What sort of sicko would want to give a critically ill baby a useless and painful shot? Only a sadist! Or a scientist!
The history of research ethics is full of stories about scientists causing harm because their moral sensibilities were numbed by their intense desire to do good. Black men have penicillin withheld so that scientists can study the natural history of untreated syphilis. Children with cognitive disabilities are deliberately infected with hepatitis to test preventive treatments. Elderly patients with dementia are exposed to ionizing radiation to see what doses are carcinogenic. Babies are subjected to painful procedures without adequate analgesia because of a once widely-held belief that babies couldn’t feel pain.
A few years ago, some researchers debated the ethics of such sham procedures.

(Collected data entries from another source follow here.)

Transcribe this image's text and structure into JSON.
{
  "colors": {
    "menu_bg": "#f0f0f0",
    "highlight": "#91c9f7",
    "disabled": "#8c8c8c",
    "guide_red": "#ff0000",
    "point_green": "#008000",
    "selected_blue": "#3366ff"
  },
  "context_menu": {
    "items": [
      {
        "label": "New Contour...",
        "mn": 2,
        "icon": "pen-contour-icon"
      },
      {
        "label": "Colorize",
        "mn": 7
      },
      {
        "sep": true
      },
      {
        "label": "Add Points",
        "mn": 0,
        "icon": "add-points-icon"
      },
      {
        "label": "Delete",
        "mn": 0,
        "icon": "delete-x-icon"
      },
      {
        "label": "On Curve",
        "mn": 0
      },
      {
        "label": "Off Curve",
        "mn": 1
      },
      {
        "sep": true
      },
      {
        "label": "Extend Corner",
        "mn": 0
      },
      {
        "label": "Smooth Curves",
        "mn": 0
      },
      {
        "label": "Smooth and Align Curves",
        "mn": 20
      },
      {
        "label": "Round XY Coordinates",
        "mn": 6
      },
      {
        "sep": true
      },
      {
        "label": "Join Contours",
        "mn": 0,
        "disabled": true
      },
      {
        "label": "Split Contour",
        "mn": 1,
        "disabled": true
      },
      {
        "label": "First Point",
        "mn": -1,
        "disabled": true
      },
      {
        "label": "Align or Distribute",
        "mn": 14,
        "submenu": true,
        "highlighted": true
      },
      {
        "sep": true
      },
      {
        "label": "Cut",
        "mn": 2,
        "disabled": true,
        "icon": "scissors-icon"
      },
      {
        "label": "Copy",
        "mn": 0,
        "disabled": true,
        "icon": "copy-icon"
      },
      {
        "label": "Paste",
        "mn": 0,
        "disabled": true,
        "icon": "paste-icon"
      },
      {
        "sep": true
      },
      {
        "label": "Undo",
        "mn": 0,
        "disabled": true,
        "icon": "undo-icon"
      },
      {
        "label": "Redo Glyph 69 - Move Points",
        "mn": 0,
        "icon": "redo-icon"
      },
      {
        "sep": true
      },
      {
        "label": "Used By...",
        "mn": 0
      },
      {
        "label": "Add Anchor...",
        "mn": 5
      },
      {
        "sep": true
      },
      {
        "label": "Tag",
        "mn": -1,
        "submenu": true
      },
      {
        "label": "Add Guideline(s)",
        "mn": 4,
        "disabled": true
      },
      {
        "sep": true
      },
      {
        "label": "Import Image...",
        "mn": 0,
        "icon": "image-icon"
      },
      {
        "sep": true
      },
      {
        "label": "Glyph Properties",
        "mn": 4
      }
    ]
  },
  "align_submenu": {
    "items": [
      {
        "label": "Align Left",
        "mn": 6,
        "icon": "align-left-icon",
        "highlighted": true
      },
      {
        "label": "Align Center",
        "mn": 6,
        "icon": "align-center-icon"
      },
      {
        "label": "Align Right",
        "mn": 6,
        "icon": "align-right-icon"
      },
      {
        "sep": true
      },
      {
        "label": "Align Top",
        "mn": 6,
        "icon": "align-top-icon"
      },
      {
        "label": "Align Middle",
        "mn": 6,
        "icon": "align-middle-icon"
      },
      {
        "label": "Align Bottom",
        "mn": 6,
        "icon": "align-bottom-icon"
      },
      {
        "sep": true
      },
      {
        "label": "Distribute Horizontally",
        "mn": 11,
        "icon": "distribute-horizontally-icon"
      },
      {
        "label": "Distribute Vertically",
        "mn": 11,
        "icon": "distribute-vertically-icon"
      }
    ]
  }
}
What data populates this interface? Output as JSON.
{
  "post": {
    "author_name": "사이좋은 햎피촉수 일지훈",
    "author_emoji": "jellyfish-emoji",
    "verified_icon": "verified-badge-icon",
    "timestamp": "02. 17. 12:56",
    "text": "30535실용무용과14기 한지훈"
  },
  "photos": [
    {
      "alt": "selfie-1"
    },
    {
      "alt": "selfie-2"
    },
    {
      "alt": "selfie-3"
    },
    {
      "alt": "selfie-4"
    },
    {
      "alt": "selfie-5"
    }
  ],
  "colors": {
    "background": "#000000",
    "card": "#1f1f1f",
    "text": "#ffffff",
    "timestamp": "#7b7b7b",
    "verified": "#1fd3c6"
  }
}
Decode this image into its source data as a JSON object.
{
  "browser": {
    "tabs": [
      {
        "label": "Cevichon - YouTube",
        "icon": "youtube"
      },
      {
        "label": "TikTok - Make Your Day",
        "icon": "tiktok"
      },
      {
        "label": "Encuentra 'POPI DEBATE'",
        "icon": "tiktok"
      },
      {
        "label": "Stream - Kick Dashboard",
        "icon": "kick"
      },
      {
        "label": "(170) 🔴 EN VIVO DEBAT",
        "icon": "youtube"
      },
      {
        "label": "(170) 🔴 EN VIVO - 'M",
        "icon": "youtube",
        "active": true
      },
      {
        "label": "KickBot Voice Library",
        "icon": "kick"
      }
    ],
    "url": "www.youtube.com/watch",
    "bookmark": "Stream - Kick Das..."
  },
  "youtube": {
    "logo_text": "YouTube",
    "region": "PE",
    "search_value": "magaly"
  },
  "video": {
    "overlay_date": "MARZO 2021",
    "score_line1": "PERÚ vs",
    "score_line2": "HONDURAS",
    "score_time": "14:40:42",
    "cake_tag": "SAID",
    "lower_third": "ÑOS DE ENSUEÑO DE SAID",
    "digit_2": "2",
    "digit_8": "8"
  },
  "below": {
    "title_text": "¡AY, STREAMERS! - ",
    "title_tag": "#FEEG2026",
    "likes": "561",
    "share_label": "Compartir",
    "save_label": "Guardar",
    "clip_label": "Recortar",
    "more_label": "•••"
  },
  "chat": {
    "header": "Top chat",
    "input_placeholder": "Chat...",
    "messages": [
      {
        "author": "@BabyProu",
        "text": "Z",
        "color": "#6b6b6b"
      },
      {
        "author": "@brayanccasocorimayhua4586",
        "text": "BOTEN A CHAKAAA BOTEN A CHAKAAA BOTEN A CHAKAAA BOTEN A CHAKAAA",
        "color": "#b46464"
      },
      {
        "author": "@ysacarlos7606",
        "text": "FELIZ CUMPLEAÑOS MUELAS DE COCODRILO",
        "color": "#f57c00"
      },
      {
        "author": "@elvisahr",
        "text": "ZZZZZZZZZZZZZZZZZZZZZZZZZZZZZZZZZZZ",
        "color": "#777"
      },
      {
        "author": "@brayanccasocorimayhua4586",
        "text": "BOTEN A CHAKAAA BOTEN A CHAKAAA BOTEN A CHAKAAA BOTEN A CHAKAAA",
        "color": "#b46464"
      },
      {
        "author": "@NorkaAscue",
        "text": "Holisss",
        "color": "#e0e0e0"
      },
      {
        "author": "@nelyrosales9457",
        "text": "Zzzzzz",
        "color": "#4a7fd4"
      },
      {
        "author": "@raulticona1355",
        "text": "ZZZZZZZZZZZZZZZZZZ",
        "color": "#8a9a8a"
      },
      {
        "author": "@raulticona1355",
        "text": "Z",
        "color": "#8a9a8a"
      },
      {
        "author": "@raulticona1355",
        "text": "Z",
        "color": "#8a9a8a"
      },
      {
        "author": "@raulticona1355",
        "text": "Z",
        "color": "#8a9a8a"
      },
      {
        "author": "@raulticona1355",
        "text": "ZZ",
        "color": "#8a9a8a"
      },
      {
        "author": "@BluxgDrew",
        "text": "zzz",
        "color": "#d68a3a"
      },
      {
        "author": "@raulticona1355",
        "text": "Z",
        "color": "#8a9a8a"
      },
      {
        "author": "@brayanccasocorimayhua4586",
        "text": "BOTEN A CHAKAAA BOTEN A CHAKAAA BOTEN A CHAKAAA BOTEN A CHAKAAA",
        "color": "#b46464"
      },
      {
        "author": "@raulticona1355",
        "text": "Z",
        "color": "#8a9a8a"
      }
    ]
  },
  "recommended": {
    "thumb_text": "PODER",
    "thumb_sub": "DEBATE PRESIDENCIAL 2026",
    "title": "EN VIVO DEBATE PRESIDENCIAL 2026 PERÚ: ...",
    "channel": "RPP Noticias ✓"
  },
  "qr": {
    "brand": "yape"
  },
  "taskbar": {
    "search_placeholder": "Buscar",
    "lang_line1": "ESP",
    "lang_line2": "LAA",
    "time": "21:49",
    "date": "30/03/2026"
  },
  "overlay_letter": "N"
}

Cyna and colleagues argued that painful and potentially harmful sham interventions that are “neither inert nor innocuous" should never be permitted. Kallmes and colleagues defended such studies. They opined that, in seeking the proper balance between the protection of research participants and scientific rigor, there are circumstances in which “…the use of an invasive procedure strictly as a control intervention in the setting of an RCT….is not only ethical but also essential for patient protection.”
The devil is in the details. To properly judge the appropriate ethical and methodological trade-offs here, we would need to know more. What is the study population? How much do we know about the natural history of the disease? How convincing were the results of the phase II study? Are there other drugs that target this disease in this population of babies? If so, would it be more appropriate to compare “treatment X” to those drugs, rather than to placebo?
The history of neonatology is rife with examples of treatments that were inadequately studied. That history should make us demand methodological rigor and accept that participation in research studies may protect participants from the harms of inadequately studied treatments. But the history of neonatology is also rife with examples of situations in which neonatal pain is ignored and babies allowed to suffer needlessly. That history should predispose us to oppose any possibility of unnecessary untreated pain. In every case, the burden of proof will rest with the researchers to show why the scientific question about efficacy can only be answered by causing pain and suffering with no benefit to participants in the sham placebo arm.